Although on-animal topical treatment with compounds such as imidacloprid has revolutionized the control of the cat flea, Ctenocephalides felis (Bouche) (Siphonaptera: Pulicidae), the development of insecticide resistance is a continuing threat. As part of a highly co-ordinated and unprecedented resistance monitoring programme for C. felis, 1437 flea isolates were collected by veterinary clinics in Australia, Germany, France, the U.K. and 29 states in the U.S.A. from 2002 to 2009. About 65% of the collections were made from June to October each year and 71% of the collections were from cats. Collections of flea eggs were sent to one of five different laboratories, where they were tested with a diagnostic dose of imidacloprid (3 p.p.m.) applied to larval flea-rearing medium. Of the 1437 collections received, 1064 contained adequate numbers of eggs for testing. Of these isolates, untreated eggs failed to hatch in 22.7% and were not considered valid bioassays. Survival rates > 5% and development of adult fleas (a threshold for further testing) occurred in only 22 isolates.

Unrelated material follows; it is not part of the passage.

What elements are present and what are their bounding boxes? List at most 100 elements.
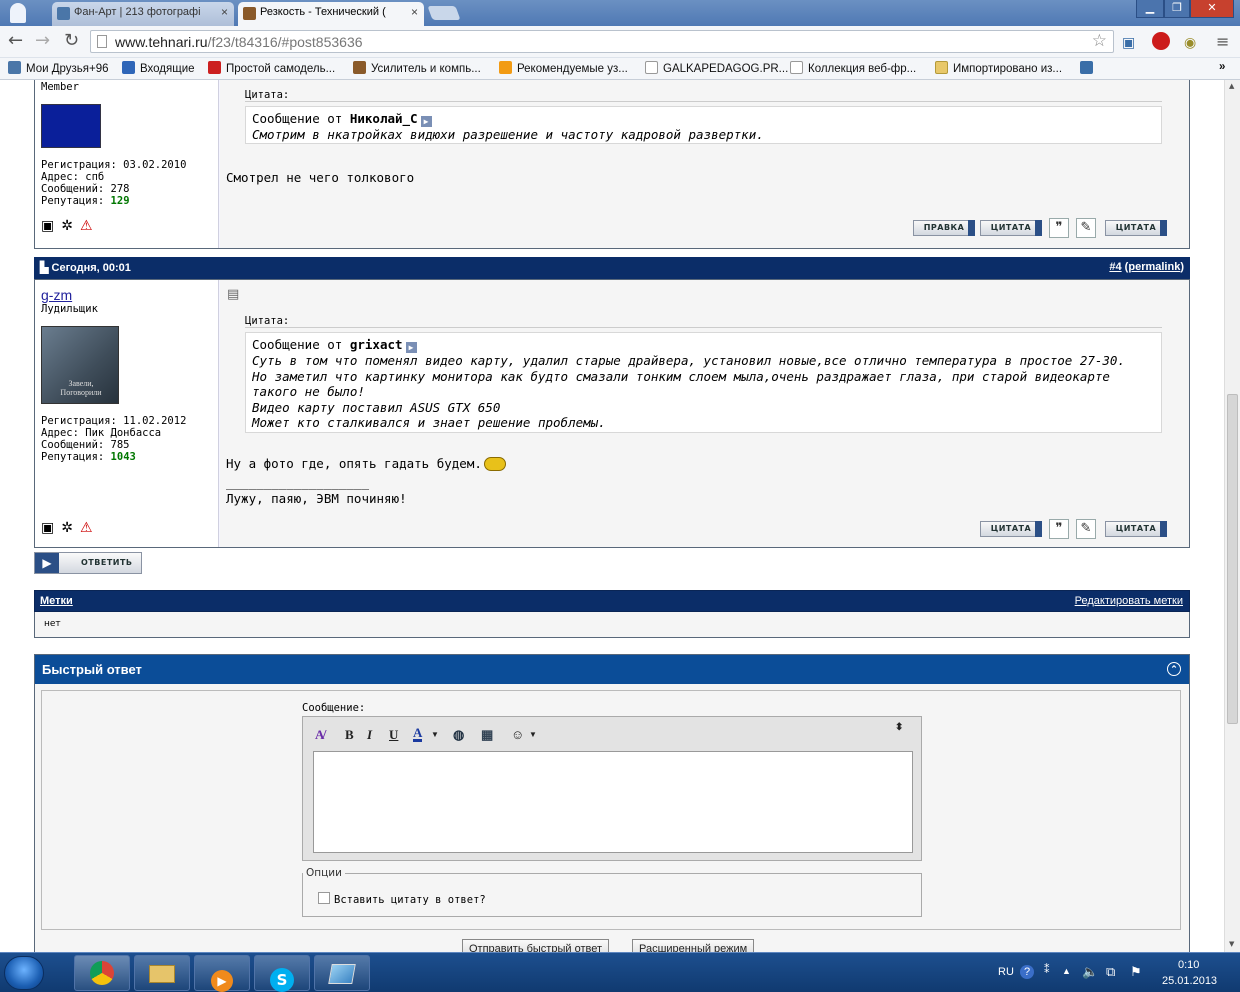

They were re-tested with the same diagnostic dose and none produced > 5% adult emergence. Complete dose-response bioassays were performed on three of the isolates that had triggered a second test and produced slopes, intercepts and LC(50) values similar to those for existing susceptible laboratory strains. Results confirmed sustained susceptibility of C. felis to imidacloprid, despite its widespread use for over a decade.